Correlation Between Siit Emerging and Payden Emerging
Can any of the company-specific risk be diversified away by investing in both Siit Emerging and Payden Emerging at the same time? Although using a correlation coefficient on its own may not help to predict future stock returns, this module helps to understand the diversifiable risk of combining Siit Emerging and Payden Emerging into the same portfolio, which is an essential part of the fundamental portfolio management process.
By analyzing existing cross correlation between Siit Emerging Markets and Payden Emerging Markets, you can compare the effects of market volatilities on Siit Emerging and Payden Emerging and check how they will diversify away market risk if combined in the same portfolio for a given time horizon. You can also utilize pair trading strategies of matching a long position in Siit Emerging with a short position of Payden Emerging. Check out your portfolio center.
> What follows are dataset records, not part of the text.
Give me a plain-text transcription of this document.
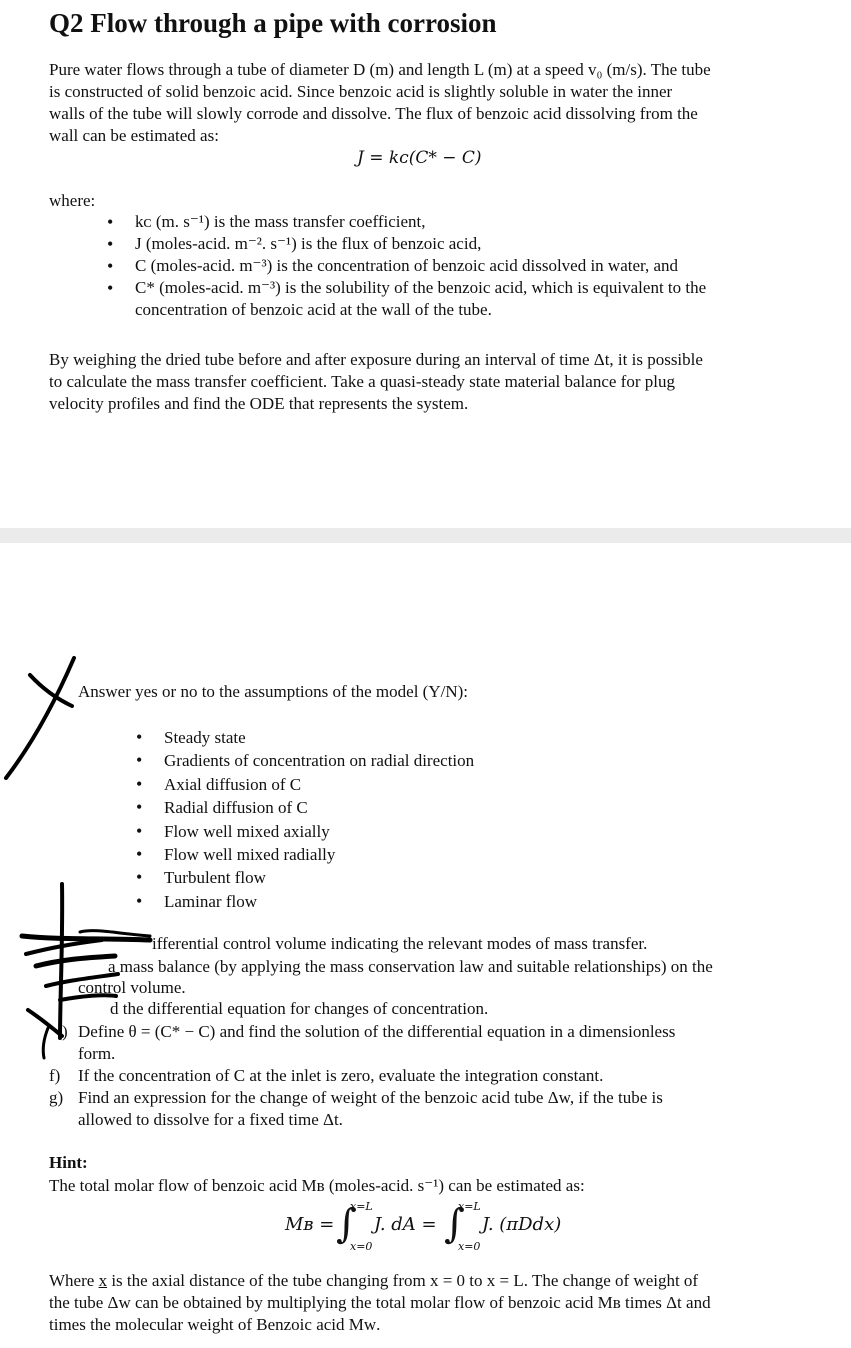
Q2 Flow through a pipe with corrosion
Pure water flows through a tube of diameter D (m) and length L (m) at a speed v₀ (m/s). The tube
is constructed of solid benzoic acid. Since benzoic acid is slightly soluble in water the inner
walls of the tube will slowly corrode and dissolve. The flux of benzoic acid dissolving from the
wall can be estimated as:
J = kᴄ(C* − C)
where:
• kᴄ (m. s⁻¹) is the mass transfer coefficient,
• J (moles-acid. m⁻². s⁻¹) is the flux of benzoic acid,
• C (moles-acid. m⁻³) is the concentration of benzoic acid dissolved in water, and
• C* (moles-acid. m⁻³) is the solubility of the benzoic acid, which is equivalent to the
concentration of benzoic acid at the wall of the tube.
By weighing the dried tube before and after exposure during an interval of time Δt, it is possible
to calculate the mass transfer coefficient. Take a quasi-steady state material balance for plug
velocity profiles and find the ODE that represents the system.
Answer yes or no to the assumptions of the model (Y/N):
• Steady state
• Gradients of concentration on radial direction
• Axial diffusion of C
• Radial diffusion of C
• Flow well mixed axially
• Flow well mixed radially
• Turbulent flow
• Laminar flow
ifferential control volume indicating the relevant modes of mass transfer.
a mass balance (by applying the mass conservation law and suitable relationships) on the
control volume.
d the differential equation for changes of concentration.
) Define θ = (C* − C) and find the solution of the differential equation in a dimensionless
form.
f) If the concentration of C at the inlet is zero, evaluate the integration constant.
g) Find an expression for the change of weight of the benzoic acid tube Δw, if the tube is
allowed to dissolve for a fixed time Δt.
Hint:
The total molar flow of benzoic acid Mʙ (moles-acid. s⁻¹) can be estimated as:
Mʙ =
x=L
∫
x=0
J. dA =
x=L
∫
x=0
J. (πDdx)
Where x is the axial distance of the tube changing from x = 0 to x = L. The change of weight of
the tube Δw can be obtained by multiplying the total molar flow of benzoic acid Mʙ times Δt and
times the molecular weight of Benzoic acid Mᴡ.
Please also check ongoing floating volatility patterns of Siit Emerging and Payden Emerging.
Diversification Opportunities for Siit Emerging and Payden Emerging
0.82 | Correlation Coefficient |
Very poor diversification
The 3 months correlation between Siit and Payden is 0.82. Overlapping area represents the amount of risk that can be diversified away by holding Siit Emerging Markets and Payden Emerging Markets in the same portfolio, assuming nothing else is changed. The correlation between historical prices or returns on Payden Emerging Markets and Siit Emerging is a relative statistical measure of the degree to which these equity instruments tend to move together. The correlation coefficient measures the extent to which returns on Siit Emerging Markets are associated (or correlated) with Payden Emerging. Values of the correlation coefficient range from -1 to +1, where. The correlation of zero (0) is possible when the price movement of Payden Emerging Markets has no effect on the direction of Siit Emerging i.e., Siit Emerging and Payden Emerging go up and down completely randomly.
Pair Corralation between Siit Emerging and Payden Emerging
Assuming the 90 days horizon Siit Emerging Markets is expected to under-perform the Payden Emerging. In addition to that, Siit Emerging is 3.45 times more volatile than Payden Emerging Markets. It trades about -0.1 of its total potential returns per unit of risk. Payden Emerging Markets is currently generating about 0.06 per unit of volatility. If you would invest 879.00 in Payden Emerging Markets on September 1, 2024 and sell it today you would earn a total of 2.00 from holding Payden Emerging Markets or generate 0.23% return on investment over 90 days.
Time Period | 3 Months [change] |
Direction | Moves Together |
Strength | Strong |
Accuracy | 95.45% |
Values | Daily Returns |
Siit Emerging Markets vs. Payden Emerging Markets
Performance |
Timeline |
Siit Emerging Markets |
Payden Emerging Markets |
Siit Emerging and Payden Emerging Volatility Contrast
Predicted Return Density |
Returns |
Pair Trading with Siit Emerging and Payden Emerging
The main advantage of trading using opposite Siit Emerging and Payden Emerging positions is that it hedges away some unsystematic risk. Because of two separate transactions, even if Siit Emerging position performs unexpectedly, Payden Emerging can make up some of the losses. Pair trading also minimizes risk from directional movements in the market. For example, if an entire industry or sector drops because of unexpected headlines, the short position in Payden Emerging will offset losses from the drop in Payden Emerging's long position.Siit Emerging vs. Saat Market Growth | Siit Emerging vs. Simt Real Return | Siit Emerging vs. Simt Small Cap | Siit Emerging vs. Siit Screened World |
Payden Emerging vs. Investec Emerging Markets | Payden Emerging vs. Siit Emerging Markets | Payden Emerging vs. Rbc Emerging Markets | Payden Emerging vs. Transamerica Emerging Markets |
Check out your portfolio center.Note that this page's information should be used as a complementary analysis to find the right mix of equity instruments to add to your existing portfolios or create a brand new portfolio. You can also try the Equity Analysis module to research over 250,000 global equities including funds, stocks and ETFs to find investment opportunities.